Одной рукой она тянет его за свитер, другой пытается отобрать чашку.
– Перестань, – отрывая Бенни от своего свитера, говорит Байрон. – Это кашемир.
– Кашемир? – переспрашивает Бенни. – Это кашемир? Ты издеваешься надо мной, Байрон?
– Это нелепо! – Байрон сует чашку в руки Бенни. – Держи, если тебе от этого легче. Ты, наверное, чувствуешь себя хорошей дочуркой, раз хранишь эту чашку на память? Где, на хрен, ты была все эти годы, Бенни?
– Ведь на самом деле тебя это не волнует, Байрон, да? Ты не хочешь ничего слышать. Просто хочешь напомнить мне, что ты – Байрон Беннет, идеальный сын, которым все восхищаются и которого все принимают. А знаешь что? Не такой уж ты идеальный. На человеческие чувства способен только тот, кто понимает, что и у другого человека есть сердце.

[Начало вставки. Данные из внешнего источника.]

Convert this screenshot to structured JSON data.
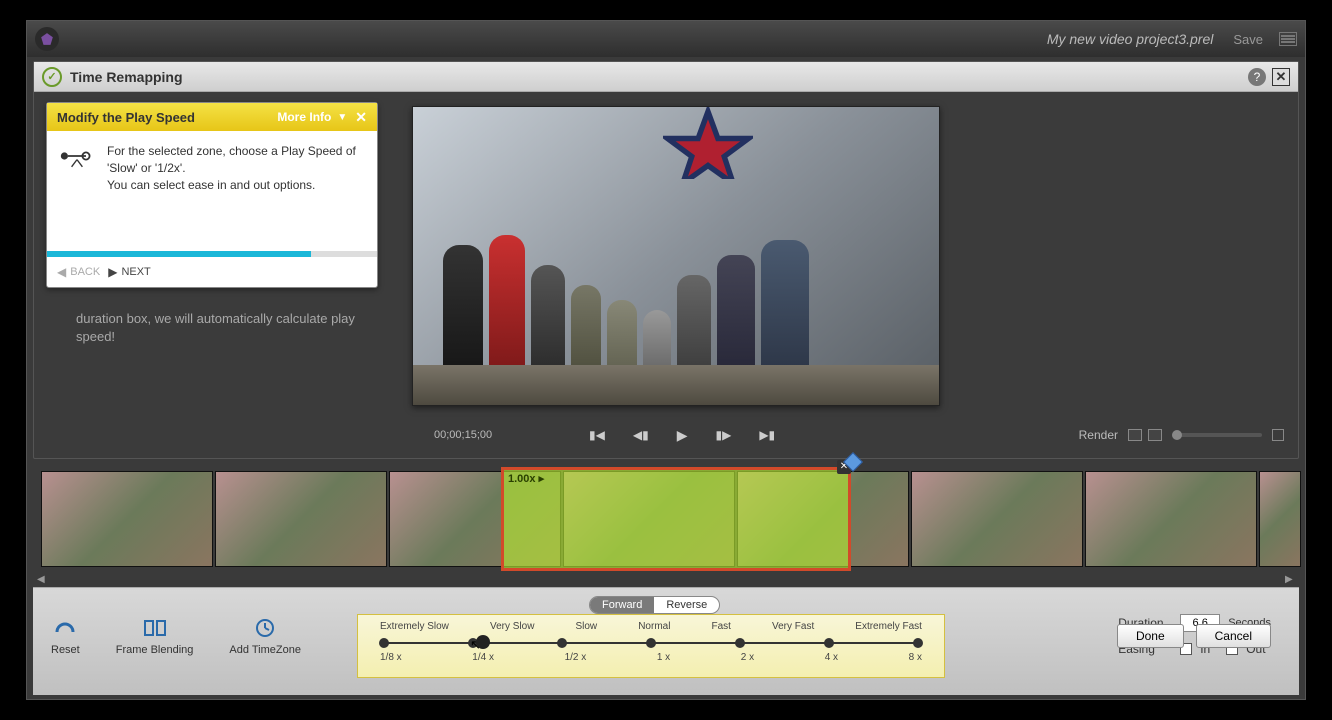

Байрон ошеломлен. Вот как она о нем думает! Бенни вправду так считает?
– Почему ты не позвонил мне раньше, а, Байрон? Если мама была так серьезно больна?
– Почему я не позвонил тебе раньше? Ты хоть понимаешь, что говоришь? Знаешь, что сказала бы мама, услышав это? – Байрон поворачивается и идет по коридору, бормоча себе под нос: – Это совсем не в духе Беннетов. – Потом морщится. Он очень похож на отца.
Бенни кричит ему в спину:
– Неправда, Байрон! Это как раз в духе Беннетов. Не допускаются никакие промахи, нет места для взаимопонимания, нельзя иметь другое мнение.
Байрон останавливается, замирает на месте, но не оборачивается.
– Знаешь, я привыкла думать: это потому, что мы черные, – говорит Бенни. – Наши родители хотели, чтобы мы работали с двойным усердием, стали безупречными и добились-таки успеха. Но теперь-то я понимаю: наша безупречность и наш успех должны были прикрыть колоссальную ложь, на которой строились отношения в нашей семье.
Наконец оказавшись в гостиной, Байрон не обнаруживает там мистера Митча. Байрон слышит, как течет вода в гостевой ванной комнате. Ему невдомек, что мистер Митч просто стоит там, прислонившись к пыльной розовой стене и закрыв глаза, и делает вид, что не слышит всей этой перебранки.